Le navire s’appelle entreprise, l’équipage collaborateurs et le capitaine directeur général. Sur une mer d’huile comme durant la tempête, le capitaine doit mener son navire et son équipage vers une multitude de ports : emploi, performance, rentabilité, motivation, équité, développement personnel et professionnel, etc. Comment ? Quelques pistes avec notamment les « leaders libérateurs ».

Isaac Getz, docteur en psychologie, HDR en gestion, professeur à ESCP Europe, a reçu le Prix Syntec Conseil en management 2010 récompensant la meilleure publication de recherche dans la catégorie Management/ ressources humaines/ organisation, pour ses travaux sur les « leaders libérateurs ». Il a publié en 2009 « Freedom, Inc. » avec Brian M. Carney chez Crown Business.

Isaac Getz, docteur en psychologie, HDR en gestion, professeur à ESCP Europe, a reçu le Prix Syntec Conseil en management 2010 récompensant la meilleure publication de recherche dans la catégorie Management/ ressources humaines/ organisation, pour ses travaux sur les « leaders libérateurs ». Il a publié en 2009 « Freedom, Inc. » avec Brian M. Carney chez Crown Business.

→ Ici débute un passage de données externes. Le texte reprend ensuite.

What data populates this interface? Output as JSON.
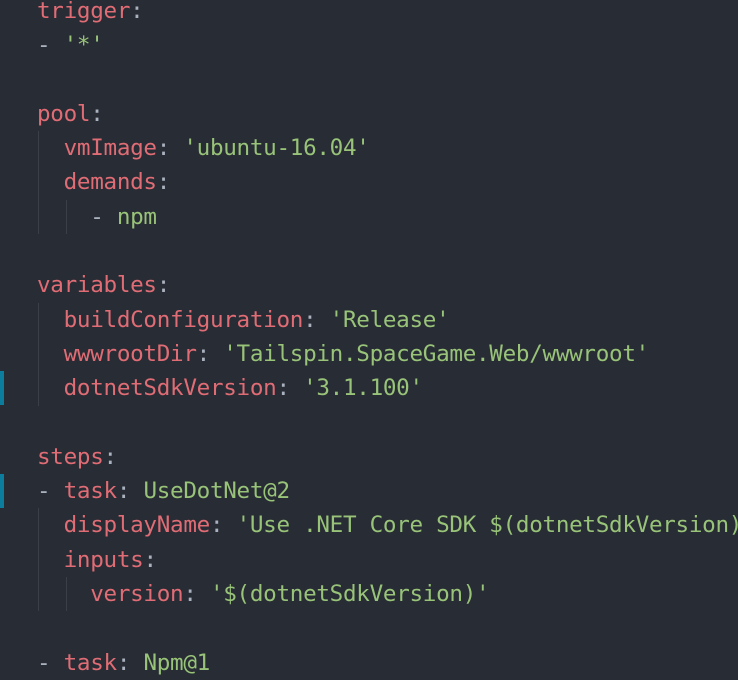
{
  "editor": {
    "language": "yaml",
    "accent_colors": {
      "key": "#e06c75",
      "string": "#98c379",
      "punct": "#abb2bf",
      "modified_marker": "#0c7d9d"
    },
    "lines": [
      {
        "indent": 0,
        "tokens": [
          {
            "t": "key",
            "v": "trigger"
          },
          {
            "t": "punct",
            "v": ":"
          }
        ]
      },
      {
        "indent": 0,
        "tokens": [
          {
            "t": "dash",
            "v": "- "
          },
          {
            "t": "str",
            "v": "'*'"
          }
        ]
      },
      {
        "indent": 0,
        "tokens": []
      },
      {
        "indent": 0,
        "tokens": [
          {
            "t": "key",
            "v": "pool"
          },
          {
            "t": "punct",
            "v": ":"
          }
        ]
      },
      {
        "indent": 2,
        "guides": [
          1
        ],
        "tokens": [
          {
            "t": "key",
            "v": "vmImage"
          },
          {
            "t": "punct",
            "v": ": "
          },
          {
            "t": "str",
            "v": "'ubuntu-16.04'"
          }
        ]
      },
      {
        "indent": 2,
        "guides": [
          1
        ],
        "tokens": [
          {
            "t": "key",
            "v": "demands"
          },
          {
            "t": "punct",
            "v": ":"
          }
        ]
      },
      {
        "indent": 4,
        "guides": [
          1,
          3
        ],
        "tokens": [
          {
            "t": "dash",
            "v": "- "
          },
          {
            "t": "str",
            "v": "npm"
          }
        ]
      },
      {
        "indent": 0,
        "tokens": []
      },
      {
        "indent": 0,
        "tokens": [
          {
            "t": "key",
            "v": "variables"
          },
          {
            "t": "punct",
            "v": ":"
          }
        ]
      },
      {
        "indent": 2,
        "guides": [
          1
        ],
        "tokens": [
          {
            "t": "key",
            "v": "buildConfiguration"
          },
          {
            "t": "punct",
            "v": ": "
          },
          {
            "t": "str",
            "v": "'Release'"
          }
        ]
      },
      {
        "indent": 2,
        "guides": [
          1
        ],
        "tokens": [
          {
            "t": "key",
            "v": "wwwrootDir"
          },
          {
            "t": "punct",
            "v": ": "
          },
          {
            "t": "str",
            "v": "'Tailspin.SpaceGame.Web/wwwroot'"
          }
        ]
      },
      {
        "indent": 2,
        "guides": [
          1
        ],
        "modified": true,
        "tokens": [
          {
            "t": "key",
            "v": "dotnetSdkVersion"
          },
          {
            "t": "punct",
            "v": ": "
          },
          {
            "t": "str",
            "v": "'3.1.100'"
          }
        ]
      },
      {
        "indent": 0,
        "tokens": []
      },
      {
        "indent": 0,
        "tokens": [
          {
            "t": "key",
            "v": "steps"
          },
          {
            "t": "punct",
            "v": ":"
          }
        ]
      },
      {
        "indent": 0,
        "modified": true,
        "tokens": [
          {
            "t": "dash",
            "v": "- "
          },
          {
            "t": "key",
            "v": "task"
          },
          {
            "t": "punct",
            "v": ": "
          },
          {
            "t": "str",
            "v": "UseDotNet@2"
          }
        ]
      },
      {
        "indent": 2,
        "guides": [
          1
        ],
        "tokens": [
          {
            "t": "key",
            "v": "displayName"
          },
          {
            "t": "punct",
            "v": ": "
          },
          {
            "t": "str",
            "v": "'Use .NET Core SDK $(dotnetSdkVersion)'"
          }
        ]
      },
      {
        "indent": 2,
        "guides": [
          1
        ],
        "tokens": [
          {
            "t": "key",
            "v": "inputs"
          },
          {
            "t": "punct",
            "v": ":"
          }
        ]
      },
      {
        "indent": 4,
        "guides": [
          1,
          3
        ],
        "tokens": [
          {
            "t": "key",
            "v": "version"
          },
          {
            "t": "punct",
            "v": ": "
          },
          {
            "t": "str",
            "v": "'$(dotnetSdkVersion)'"
          }
        ]
      },
      {
        "indent": 0,
        "tokens": []
      },
      {
        "indent": 0,
        "tokens": [
          {
            "t": "dash",
            "v": "- "
          },
          {
            "t": "key",
            "v": "task"
          },
          {
            "t": "punct",
            "v": ": "
          },
          {
            "t": "str",
            "v": "Npm@1"
          }
        ]
      }
    ]
  }
}
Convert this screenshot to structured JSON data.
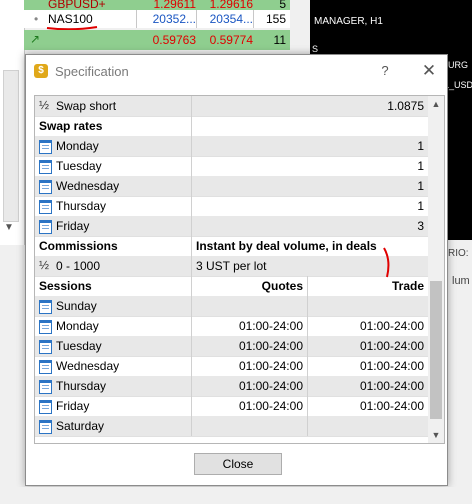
{
  "market_watch": {
    "rows": [
      {
        "symbol": "GBPUSD+",
        "bid": "1.29611",
        "ask": "1.29616",
        "spread": "5"
      },
      {
        "symbol": "NAS100",
        "bid": "20352...",
        "ask": "20354...",
        "spread": "155"
      },
      {
        "symbol": "",
        "bid": "0.59763",
        "ask": "0.59774",
        "spread": "11"
      }
    ]
  },
  "chart": {
    "title": "MANAGER, H1",
    "side_labels": [
      "S",
      "URG",
      "L_USD",
      "RIO:",
      "lum"
    ]
  },
  "dialog": {
    "title": "Specification",
    "help": "?",
    "close_glyph": "✕",
    "close_button": "Close",
    "rows": [
      {
        "icon": "half",
        "label": "Swap short",
        "value": "1.0875"
      },
      {
        "section": "Swap rates"
      },
      {
        "icon": "calendar",
        "label": "Monday",
        "value": "1"
      },
      {
        "icon": "calendar",
        "label": "Tuesday",
        "value": "1"
      },
      {
        "icon": "calendar",
        "label": "Wednesday",
        "value": "1"
      },
      {
        "icon": "calendar",
        "label": "Thursday",
        "value": "1"
      },
      {
        "icon": "calendar",
        "label": "Friday",
        "value": "3"
      },
      {
        "section": "Commissions",
        "value": "Instant by deal volume, in deals"
      },
      {
        "icon": "half",
        "label": "0 - 1000",
        "value": "3 UST per lot"
      },
      {
        "section": "Sessions",
        "col2": "Quotes",
        "col3": "Trade"
      },
      {
        "icon": "calendar",
        "label": "Sunday",
        "col2": "",
        "col3": ""
      },
      {
        "icon": "calendar",
        "label": "Monday",
        "col2": "01:00-24:00",
        "col3": "01:00-24:00"
      },
      {
        "icon": "calendar",
        "label": "Tuesday",
        "col2": "01:00-24:00",
        "col3": "01:00-24:00"
      },
      {
        "icon": "calendar",
        "label": "Wednesday",
        "col2": "01:00-24:00",
        "col3": "01:00-24:00"
      },
      {
        "icon": "calendar",
        "label": "Thursday",
        "col2": "01:00-24:00",
        "col3": "01:00-24:00"
      },
      {
        "icon": "calendar",
        "label": "Friday",
        "col2": "01:00-24:00",
        "col3": "01:00-24:00"
      },
      {
        "icon": "calendar",
        "label": "Saturday",
        "col2": "",
        "col3": ""
      }
    ]
  },
  "colors": {
    "bid_red": "#e00000",
    "symbol_blue": "#1a56c2",
    "row_green": "#8fce8f",
    "annotation_red": "#e00000",
    "calendar_blue": "#2b74c4"
  }
}
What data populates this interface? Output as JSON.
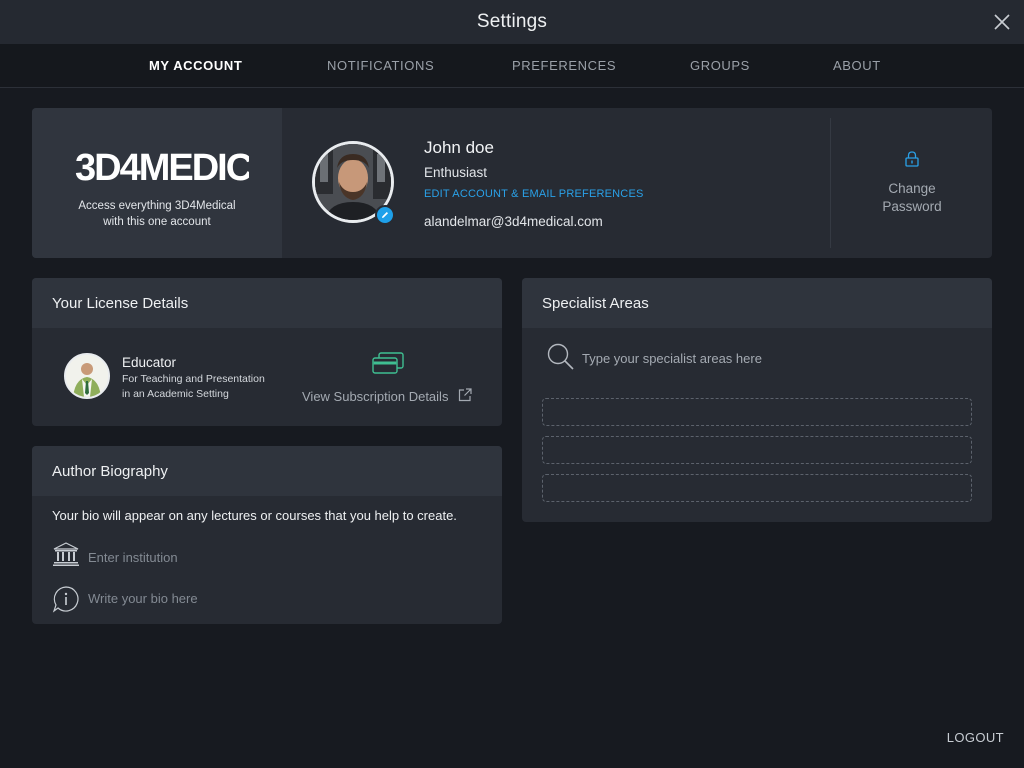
{
  "window": {
    "title": "Settings"
  },
  "tabs": [
    {
      "label": "MY ACCOUNT",
      "active": true
    },
    {
      "label": "NOTIFICATIONS",
      "active": false
    },
    {
      "label": "PREFERENCES",
      "active": false
    },
    {
      "label": "GROUPS",
      "active": false
    },
    {
      "label": "ABOUT",
      "active": false
    }
  ],
  "account": {
    "brand_logo_text": "3D4MEDICAL",
    "brand_tagline_line1": "Access everything 3D4Medical",
    "brand_tagline_line2": "with this one account",
    "user_name": "John doe",
    "user_role": "Enthusiast",
    "edit_link": "EDIT ACCOUNT & EMAIL PREFERENCES",
    "email": "alandelmar@3d4medical.com",
    "change_password_line1": "Change",
    "change_password_line2": "Password"
  },
  "license": {
    "header": "Your License Details",
    "plan_title": "Educator",
    "plan_desc_line1": "For Teaching and Presentation",
    "plan_desc_line2": "in an Academic Setting",
    "subscription_link": "View Subscription Details"
  },
  "bio": {
    "header": "Author Biography",
    "note": "Your bio will appear on any lectures or courses that you help to create.",
    "institution_placeholder": "Enter institution",
    "bio_placeholder": "Write your bio here"
  },
  "specialist": {
    "header": "Specialist Areas",
    "search_placeholder": "Type your specialist areas here",
    "slots": [
      "",
      "",
      ""
    ]
  },
  "footer": {
    "logout": "LOGOUT"
  },
  "colors": {
    "accent": "#2aa1e8",
    "background": "#171a20",
    "card": "#272b33",
    "card_header": "#2f343d",
    "subscription_icon": "#3fbf92"
  },
  "icons": {
    "close": "close-icon",
    "lock": "lock-icon",
    "edit": "pencil-icon",
    "subscription": "credit-cards-icon",
    "external": "external-link-icon",
    "institution": "institution-icon",
    "info": "info-icon",
    "search": "search-icon"
  }
}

Le DG est le premier manager de l’entreprise en tant que responsable de l’opérationnel ; lorsqu’il impulse la stratégie, s’assure qu’elle est déployée dans les entités et qu’elle produit les objectifs attendus. Pour un dirigeant manager c’est communiquer clairement sur la stratégie, créer la motivation, reconnaître les réussites, décider. Il est le visage de l’entreprise dans les entités. Les organisations matricielles : siège, filiales, activités délocalisées ou externalisée, rendent plus complexe la gestion de l’opérationnel. Le DG déploie différents types de management selon le type d’employé en visant toutefois toujours le même objectif : que chacun soit investi et impliqué afin d’atteindre ses objectifs personnels et collectifs.

Posture managériale
La crise a de plus remis le management de proximité sur le devant de la scène. Les dirigeants qui s’étaient éloignés du terrain doivent redevenir visibles, communiquer dans un contexte incertain. Leur rôle de manager est renforcé : expliquer au jour le jour comment l’entreprise évolue, comment la stratégie doit permettre de passer cette période difficile et comment chacun doit s’investir pour y contribuer. On revient aux fondamentaux du management : communication transparente et authentique, relations interpersonnelles, reconnaissance. Alors que les cycles économiques sont de plus en plus volatiles et mondiaux, cette nouvelle posture du DG tend à devenir permanente.

Issac Getz, professeur à ESCP Europe
Vous venez de terminer des travaux sur les « leaders libérateurs », qui sont-ils ?
Ils sont avant gardistes, leurs entreprises sont exceptionnellement performantes et leurs collaborateurs heureux. C’est un style peu répandu qu’on trouve par exemple chez Harley Davidson ou GORE. Leur objectif : créer un environnement organisationnel, une culture dans laquelle les salariés sont à la fois libres et responsables pour prendre toute décision qu’ils estiment la meilleure pour l’entreprise. Il forment une entreprise composée d’adultes où chacun agit dans son périmètre tel un mini dirigeant.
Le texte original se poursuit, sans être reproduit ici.